About six months ago, Michael Juge stopped by the Post-Apocalyptic Forum to tell us about his debut novel, Scourge of an Agnostic God. I immediately bought it for my Kindle, but I never got around to reading it because I really didn’t know what it was about or what kind of book it was, so I never knew if it would suit my current mood.
Michael described it by saying “How would Metro Sapiens wired for instant gratification and global connectivity cope in a post-apocalyptic reality? Unwittingly living out a mordant version of the movie Groundhog Day, Intelligence Analyst Chris Jung, tormented by panic-fueled obsessive thoughts, stumbles toward suicide until a mysterious series of electromagnetic pulses (EMPs) strikes across the globe and plunges the industrialized world into darkness.”
The title, and the part about Groundhog Day, combined with the book’s cover, which just shows a guy on a subway train, made me think it was some kind of metaphysical or satirical take on the apocalypse. Boy, was I wrong, and Michael? You need to get a new branding consultant.
Yes, several of the characters had deep personal issues, and their own demons to confront, but the depth of their internal battles only added to the story. Seeing how they were able to succeed in their struggles only made them more real and easier to relate to.
But overall, Scourge of an Agnostic God is a straight up EMP-event post-apocalyptic novel, complete with societal collapse, starvation, plague, and normal everyday people taking up arms to protect their homes and their families from bands of invaders bent on enslaving them and taking what little they’ve managed to scrape together after the lights go out permanently.
I saw a lot of Dies the Fire in Scourge, and even more of One Second After, with just a sprinkle of the movie version of The Postman.

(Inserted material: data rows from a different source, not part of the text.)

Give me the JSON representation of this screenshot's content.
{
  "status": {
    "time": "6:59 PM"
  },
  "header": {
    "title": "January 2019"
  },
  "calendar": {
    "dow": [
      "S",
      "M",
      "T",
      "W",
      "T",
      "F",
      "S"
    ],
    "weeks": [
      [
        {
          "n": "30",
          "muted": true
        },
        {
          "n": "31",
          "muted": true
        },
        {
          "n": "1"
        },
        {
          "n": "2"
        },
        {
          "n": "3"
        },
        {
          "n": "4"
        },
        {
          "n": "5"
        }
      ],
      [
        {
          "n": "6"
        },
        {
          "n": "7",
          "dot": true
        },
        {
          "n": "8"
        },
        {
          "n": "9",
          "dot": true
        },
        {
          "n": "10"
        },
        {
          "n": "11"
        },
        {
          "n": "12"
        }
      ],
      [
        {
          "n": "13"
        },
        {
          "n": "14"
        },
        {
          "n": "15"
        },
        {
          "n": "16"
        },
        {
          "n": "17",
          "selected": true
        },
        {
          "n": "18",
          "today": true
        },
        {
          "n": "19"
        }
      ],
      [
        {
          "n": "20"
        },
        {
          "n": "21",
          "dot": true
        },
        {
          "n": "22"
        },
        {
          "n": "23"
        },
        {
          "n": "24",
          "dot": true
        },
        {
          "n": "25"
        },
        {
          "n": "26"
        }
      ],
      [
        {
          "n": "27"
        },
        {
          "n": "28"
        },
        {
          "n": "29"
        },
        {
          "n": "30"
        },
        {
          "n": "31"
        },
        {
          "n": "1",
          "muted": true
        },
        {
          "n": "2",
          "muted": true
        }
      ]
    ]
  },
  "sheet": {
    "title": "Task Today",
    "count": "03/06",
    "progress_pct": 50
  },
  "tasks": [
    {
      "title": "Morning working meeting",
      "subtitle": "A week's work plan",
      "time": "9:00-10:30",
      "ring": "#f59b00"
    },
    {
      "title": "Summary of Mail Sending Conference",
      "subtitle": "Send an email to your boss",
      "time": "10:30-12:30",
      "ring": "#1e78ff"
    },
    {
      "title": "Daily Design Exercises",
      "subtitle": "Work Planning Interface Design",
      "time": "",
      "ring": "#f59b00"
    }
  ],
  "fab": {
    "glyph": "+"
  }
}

It was also chock full of pop-culture jokes and references, some of them very geeky. I mean, how many times have you seen a US Marine wished “success” in Klingon before heading into battle?
I’m definitely sorry I put off reading it for so long. It’s a great addition to the genre, and my favorite book of the last several months. And like I said, don’t let the marketing put you off; if you’re reading this, then I really do think you should read Scourge of an Agnostic God as well.